Everything in The Mind’s Eye involves the human body’s complex process for collecting and processing visual input. In other words, The Mind’s Eye is about seeing, or not seeing, or seeing but not understanding what you see.
Dr. Sacks covers both clinical cases in a story format (as he is wont to do) and the story of losing the eyesight in one of his eyes in this book.
Of the two topics, he is unsurprisingly more adept at presenting the clinical cases. When he’s writing about others, his style is interspersed with research examples, quotes from the patient, etc.
When he writes about his own experience losing the eyesight in one eye due to a tumor, much of the presentation is in a diary format, and he often repeats himself. The research is still present, but it’s overwhelmed by the volumes of detail about his personal experience.
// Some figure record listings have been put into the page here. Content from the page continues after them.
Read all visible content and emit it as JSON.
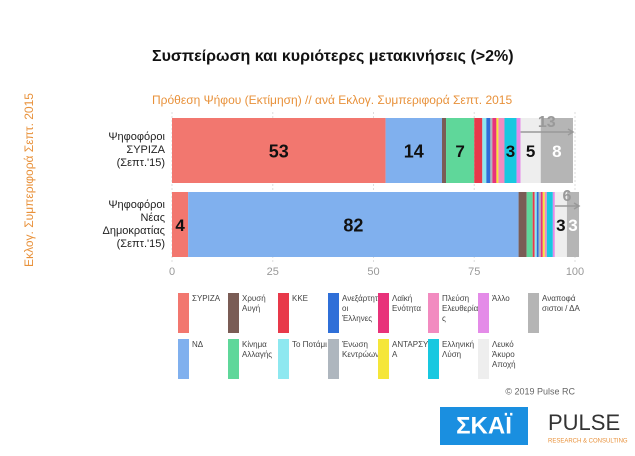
{
  "chart_data": {
    "type": "stacked_barh",
    "title": "Συσπείρωση και κυριότερες μετακινήσεις (>2%)",
    "subtitle": "Πρόθεση Ψήφου (Εκτίμηση) // ανά Εκλογ. Συμπεριφορά Σεπτ. 2015",
    "y_label": "Εκλογ. Συμπεριφορά Σεπτ. 2015",
    "categories": [
      "Ψηφοφόροι\nΣΥΡΙΖΑ\n(Σεπτ.'15)",
      "Ψηφοφόροι\nΝέας\nΔημοκρατίας\n(Σεπτ.'15)"
    ],
    "series": [
      {
        "name": "ΣΥΡΙΖΑ",
        "color": "#f2776f",
        "values": [
          53,
          4
        ]
      },
      {
        "name": "ΝΔ",
        "color": "#80b0ee",
        "values": [
          14,
          82
        ]
      },
      {
        "name": "Χρυσή Αυγή",
        "color": "#7a5c55",
        "values": [
          1,
          2
        ]
      },
      {
        "name": "Κίνημα Αλλαγής",
        "color": "#5fd79a",
        "values": [
          7,
          1.5
        ]
      },
      {
        "name": "ΚΚΕ",
        "color": "#e8394a",
        "values": [
          2,
          0.5
        ]
      },
      {
        "name": "Το Ποτάμι",
        "color": "#8ee8f0",
        "values": [
          1,
          0.5
        ]
      },
      {
        "name": "Ανεξάρτητοι Έλληνες",
        "color": "#2f6fd8",
        "values": [
          1,
          0.5
        ]
      },
      {
        "name": "Ένωση Κεντρώων",
        "color": "#aeb6be",
        "values": [
          0.5,
          0.5
        ]
      },
      {
        "name": "Λαϊκή Ενότητα",
        "color": "#e8327a",
        "values": [
          1,
          0.5
        ]
      },
      {
        "name": "ΑΝΤΑΡΣΥΑ",
        "color": "#f5e63a",
        "values": [
          0.5,
          0.5
        ]
      },
      {
        "name": "Πλεύση Ελευθερίας",
        "color": "#f28bc0",
        "values": [
          1.5,
          0.5
        ]
      },
      {
        "name": "Ελληνική Λύση",
        "color": "#18c8e0",
        "values": [
          3,
          1.5
        ]
      },
      {
        "name": "Άλλο",
        "color": "#e48be8",
        "values": [
          1,
          0.5
        ]
      },
      {
        "name": "Λευκό Άκυρο Αποχή",
        "color": "#eeeeee",
        "values": [
          5,
          3
        ]
      },
      {
        "name": "Αναποφάσιστοι / ΔΑ",
        "color": "#b5b5b5",
        "values": [
          8,
          3
        ]
      }
    ],
    "brackets": [
      13,
      6
    ],
    "xlim": [
      0,
      100
    ],
    "xticks": [
      0,
      25,
      50,
      75,
      100
    ],
    "grid": true,
    "source": "© 2019 Pulse RC",
    "logos": {
      "skai": "ΣΚΑΪ",
      "pulse": "PULSE",
      "pulse_tag": "RESEARCH & CONSULTING"
    }
  }
}
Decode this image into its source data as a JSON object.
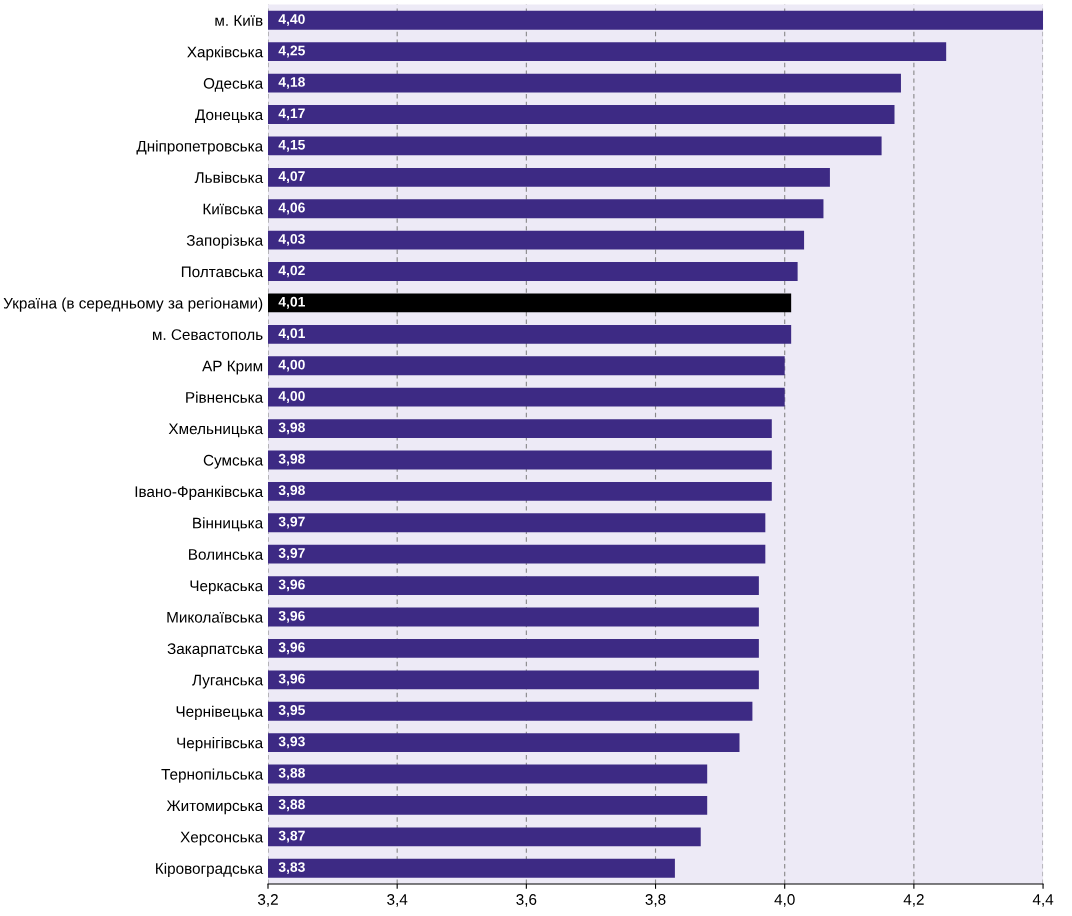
{
  "chart_data": {
    "type": "bar",
    "orientation": "horizontal",
    "categories": [
      "м. Київ",
      "Харківська",
      "Одеська",
      "Донецька",
      "Дніпропетровська",
      "Львівська",
      "Київська",
      "Запорізька",
      "Полтавська",
      "Україна (в середньому за регіонами)",
      "м. Севастополь",
      "АР Крим",
      "Рівненська",
      "Хмельницька",
      "Сумська",
      "Івано-Франківська",
      "Вінницька",
      "Волинська",
      "Черкаська",
      "Миколаївська",
      "Закарпатська",
      "Луганська",
      "Чернівецька",
      "Чернігівська",
      "Тернопільська",
      "Житомирська",
      "Херсонська",
      "Кіровоградська"
    ],
    "values": [
      4.4,
      4.25,
      4.18,
      4.17,
      4.15,
      4.07,
      4.06,
      4.03,
      4.02,
      4.01,
      4.01,
      4.0,
      4.0,
      3.98,
      3.98,
      3.98,
      3.97,
      3.97,
      3.96,
      3.96,
      3.96,
      3.96,
      3.95,
      3.93,
      3.88,
      3.88,
      3.87,
      3.83
    ],
    "value_labels": [
      "4,40",
      "4,25",
      "4,18",
      "4,17",
      "4,15",
      "4,07",
      "4,06",
      "4,03",
      "4,02",
      "4,01",
      "4,01",
      "4,00",
      "4,00",
      "3,98",
      "3,98",
      "3,98",
      "3,97",
      "3,97",
      "3,96",
      "3,96",
      "3,96",
      "3,96",
      "3,95",
      "3,93",
      "3,88",
      "3,88",
      "3,87",
      "3,83"
    ],
    "colors": [
      "#3d2a84",
      "#3d2a84",
      "#3d2a84",
      "#3d2a84",
      "#3d2a84",
      "#3d2a84",
      "#3d2a84",
      "#3d2a84",
      "#3d2a84",
      "#000000",
      "#3d2a84",
      "#3d2a84",
      "#3d2a84",
      "#3d2a84",
      "#3d2a84",
      "#3d2a84",
      "#3d2a84",
      "#3d2a84",
      "#3d2a84",
      "#3d2a84",
      "#3d2a84",
      "#3d2a84",
      "#3d2a84",
      "#3d2a84",
      "#3d2a84",
      "#3d2a84",
      "#3d2a84",
      "#3d2a84"
    ],
    "xlim": [
      3.2,
      4.4
    ],
    "xticks": [
      {
        "value": 3.2,
        "label": "3,2"
      },
      {
        "value": 3.4,
        "label": "3,4"
      },
      {
        "value": 3.6,
        "label": "3,6"
      },
      {
        "value": 3.8,
        "label": "3,8"
      },
      {
        "value": 4.0,
        "label": "4,0"
      },
      {
        "value": 4.2,
        "label": "4,2"
      },
      {
        "value": 4.4,
        "label": "4,4"
      }
    ],
    "grid": "x"
  }
}
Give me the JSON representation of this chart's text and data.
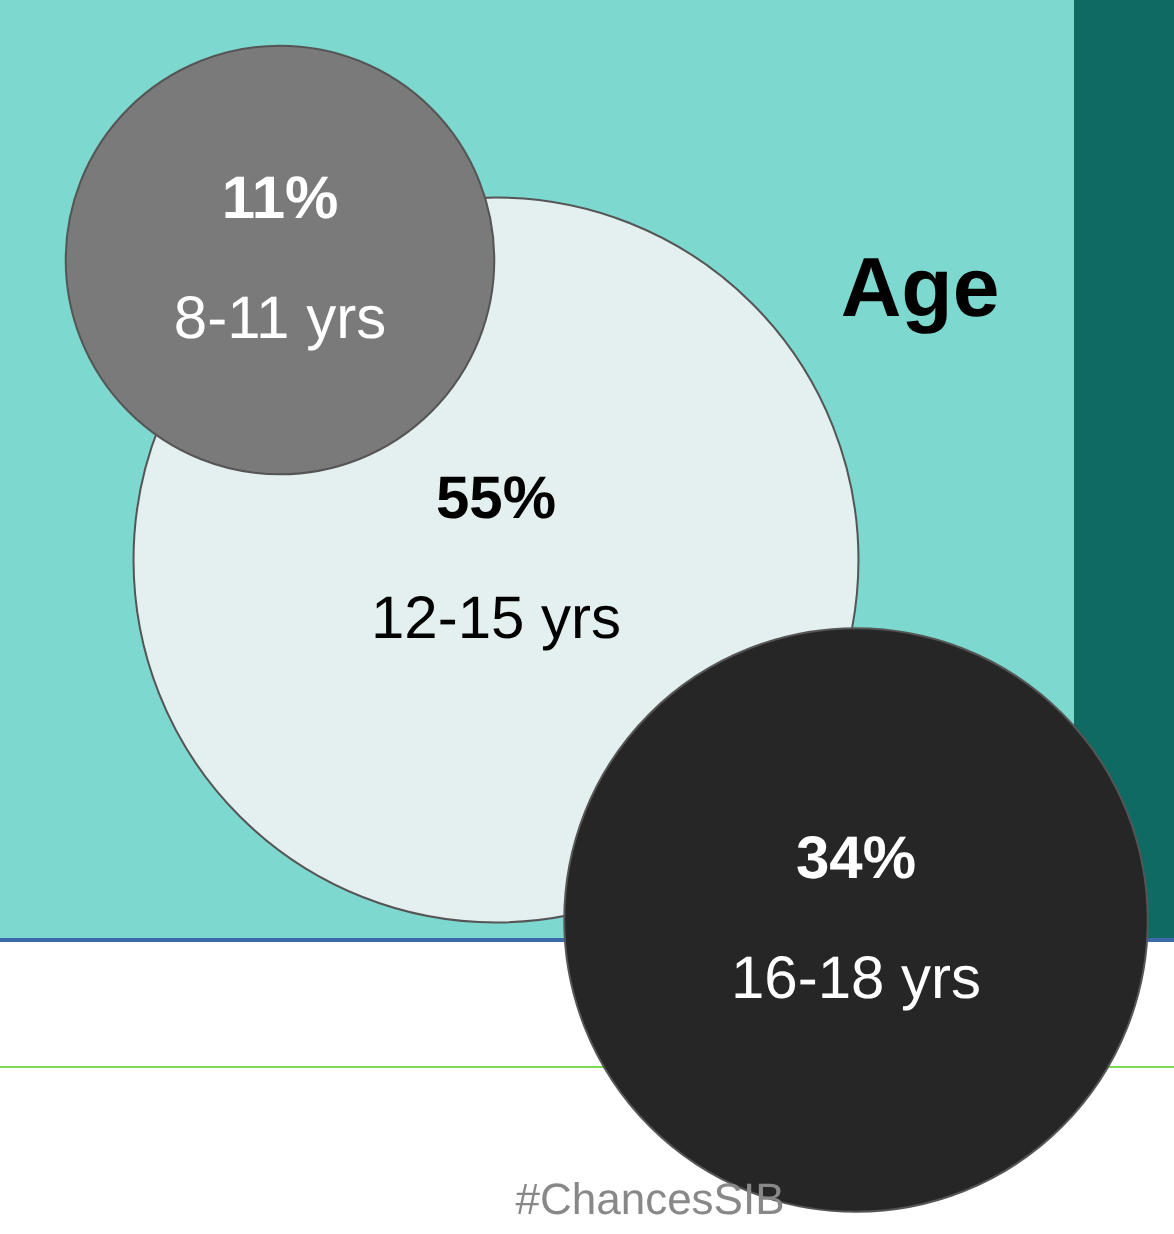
{
  "chart_data": {
    "type": "other",
    "title": "Age",
    "categories": [
      "8-11 yrs",
      "12-15 yrs",
      "16-18 yrs"
    ],
    "values": [
      11,
      55,
      34
    ],
    "value_labels": [
      "11%",
      "55%",
      "34%"
    ],
    "colors": [
      "#7a7a7a",
      "#e4efef",
      "#262626"
    ],
    "annotations": [
      "#ChancesSIB"
    ]
  }
}
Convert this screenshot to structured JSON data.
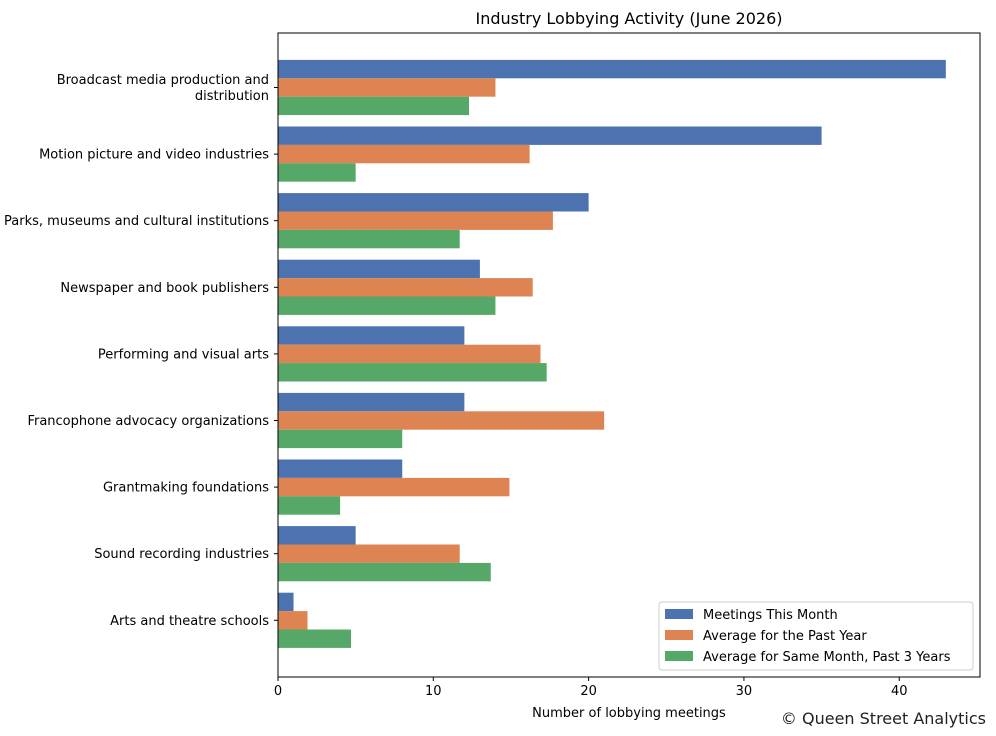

Despite the abrupt change in tone and style, the information is still excellent, his content is still understandable (although possibly it helps that I’m a bit of a science and medicine wonk) and his structure still holds up.
Had he ended the book on his experience, it would have fallen flat, but the last chapter of the book (also called “The Mind’s Eye”) discusses how blind people process information and the wide variation in how we think and visualize what we know. It’s the book’s saving grace and a strong weapon against the ableist tendency to assume that all blindness is like wearing a blindfold, and that all blind people experience blindness the same way.
Because of this last chapter, I’m able to look at my own work in web design with a new approach, and that has made all the difference.